The interoperability event at MPLS World Congress 2005 reassures us that MPLS Layer 2 Ethernet-based VPN implementations are ready for large-scale deployments with many customers in a similar way to Layer 3 VPNs. Of course, each of these two solutions has its particular applications, inherent strengths and weaknesses which are well-known. In both cases, the IETF still continues to develop recommendations (see RFC2547bis, and the battle between BGP-based and LDP-based VPLS).
The more MPLS becomes a complete set of protocols suitable for a multitude of applications, the more we recognize how many work areas still remain to be addressed. As an example, it was quite surprising to notice that there were still issues with the interpretation of the basic LDP standard defined four years ago. At one of the first interoperability events of the MFA in 2003, an urgent need for implementation agreements was noted in order to reduce the amount of protocol options. This statement still holds, and implementation agreements defining use cases are more important than ever.

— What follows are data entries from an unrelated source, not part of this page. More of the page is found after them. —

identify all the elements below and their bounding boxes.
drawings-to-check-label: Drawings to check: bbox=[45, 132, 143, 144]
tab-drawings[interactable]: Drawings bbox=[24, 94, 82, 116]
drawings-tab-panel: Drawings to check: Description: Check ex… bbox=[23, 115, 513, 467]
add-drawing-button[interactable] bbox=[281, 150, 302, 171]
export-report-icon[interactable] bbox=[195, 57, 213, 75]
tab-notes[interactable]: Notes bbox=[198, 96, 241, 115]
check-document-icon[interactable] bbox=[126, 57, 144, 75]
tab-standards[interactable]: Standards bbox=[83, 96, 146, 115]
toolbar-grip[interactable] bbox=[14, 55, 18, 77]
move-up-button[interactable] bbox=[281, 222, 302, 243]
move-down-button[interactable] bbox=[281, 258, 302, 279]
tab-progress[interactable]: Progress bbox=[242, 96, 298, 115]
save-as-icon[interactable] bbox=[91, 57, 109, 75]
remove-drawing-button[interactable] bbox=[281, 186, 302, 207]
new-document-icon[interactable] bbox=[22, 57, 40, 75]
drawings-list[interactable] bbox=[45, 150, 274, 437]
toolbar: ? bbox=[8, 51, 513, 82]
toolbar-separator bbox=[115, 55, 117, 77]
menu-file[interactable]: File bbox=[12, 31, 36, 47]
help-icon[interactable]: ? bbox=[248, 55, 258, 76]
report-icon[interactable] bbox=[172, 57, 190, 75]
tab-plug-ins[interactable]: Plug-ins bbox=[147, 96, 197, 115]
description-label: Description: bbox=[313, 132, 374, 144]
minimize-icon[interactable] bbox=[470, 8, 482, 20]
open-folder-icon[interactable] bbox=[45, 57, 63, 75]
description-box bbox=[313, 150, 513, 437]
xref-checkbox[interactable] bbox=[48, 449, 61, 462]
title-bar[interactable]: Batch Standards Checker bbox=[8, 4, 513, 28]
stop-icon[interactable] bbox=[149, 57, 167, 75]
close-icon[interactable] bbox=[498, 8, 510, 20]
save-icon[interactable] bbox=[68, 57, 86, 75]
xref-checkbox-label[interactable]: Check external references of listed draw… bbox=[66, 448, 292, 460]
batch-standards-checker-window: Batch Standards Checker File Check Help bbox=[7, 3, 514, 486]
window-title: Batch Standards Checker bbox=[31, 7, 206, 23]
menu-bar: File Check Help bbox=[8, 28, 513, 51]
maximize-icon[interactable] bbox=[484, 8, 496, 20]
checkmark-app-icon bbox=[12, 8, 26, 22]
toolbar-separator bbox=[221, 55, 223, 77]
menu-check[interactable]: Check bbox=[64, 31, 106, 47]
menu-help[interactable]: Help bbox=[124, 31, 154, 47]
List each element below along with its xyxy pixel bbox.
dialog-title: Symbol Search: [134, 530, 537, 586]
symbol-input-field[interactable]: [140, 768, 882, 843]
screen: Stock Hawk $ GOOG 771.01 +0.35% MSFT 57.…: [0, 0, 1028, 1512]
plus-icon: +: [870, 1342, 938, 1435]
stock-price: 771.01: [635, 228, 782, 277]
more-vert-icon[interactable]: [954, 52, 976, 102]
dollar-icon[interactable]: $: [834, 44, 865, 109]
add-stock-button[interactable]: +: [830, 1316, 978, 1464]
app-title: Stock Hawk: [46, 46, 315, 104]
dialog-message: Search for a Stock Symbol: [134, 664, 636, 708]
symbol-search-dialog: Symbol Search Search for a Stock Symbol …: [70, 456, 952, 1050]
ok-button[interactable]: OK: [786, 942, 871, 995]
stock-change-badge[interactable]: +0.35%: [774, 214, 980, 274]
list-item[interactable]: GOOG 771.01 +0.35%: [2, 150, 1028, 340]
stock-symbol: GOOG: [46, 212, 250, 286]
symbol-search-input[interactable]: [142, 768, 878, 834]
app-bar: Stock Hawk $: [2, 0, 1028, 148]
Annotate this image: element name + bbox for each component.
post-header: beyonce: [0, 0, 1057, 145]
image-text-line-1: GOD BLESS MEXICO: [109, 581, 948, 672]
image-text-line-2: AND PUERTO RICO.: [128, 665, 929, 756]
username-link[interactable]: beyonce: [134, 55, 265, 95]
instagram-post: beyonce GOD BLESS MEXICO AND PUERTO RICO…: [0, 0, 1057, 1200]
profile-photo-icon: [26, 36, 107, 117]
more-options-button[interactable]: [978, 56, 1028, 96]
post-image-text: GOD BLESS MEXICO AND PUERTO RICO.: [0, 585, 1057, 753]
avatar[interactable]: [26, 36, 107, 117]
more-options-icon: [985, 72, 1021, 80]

MPLS LSP ping and traceroute are a different topic. The corresponding internet draft still undergoes regular changes - which is the nature of an internet draft -, and vendors implement different incompatible versions. We contacted the draft authors; they hope that the next draft (number 8) will be fairly mature and might go to last call in March. There is hope that LSP ping and traceroute implementations will work more reliably in heterogeneous environments at the next MFA interoperability test event.
Despite of these small issues, Multi-Protocol Label Switching has grown to support a full set of standardized and interoperable VPN types - making MPLS way more flexible than network technologies of the past. A vast number of vendors implement MPLS by now, and the majority of carriers worldwide uses MPLS as the foundation for their IP and layer 2 service backbones.
The MPLS & Frame Relay Alliance and the supporting test labs, UNH-IOL and EANTC, are proud that the series of interoperability test events conducted since 2001 have been able to improve interoperability dramatically.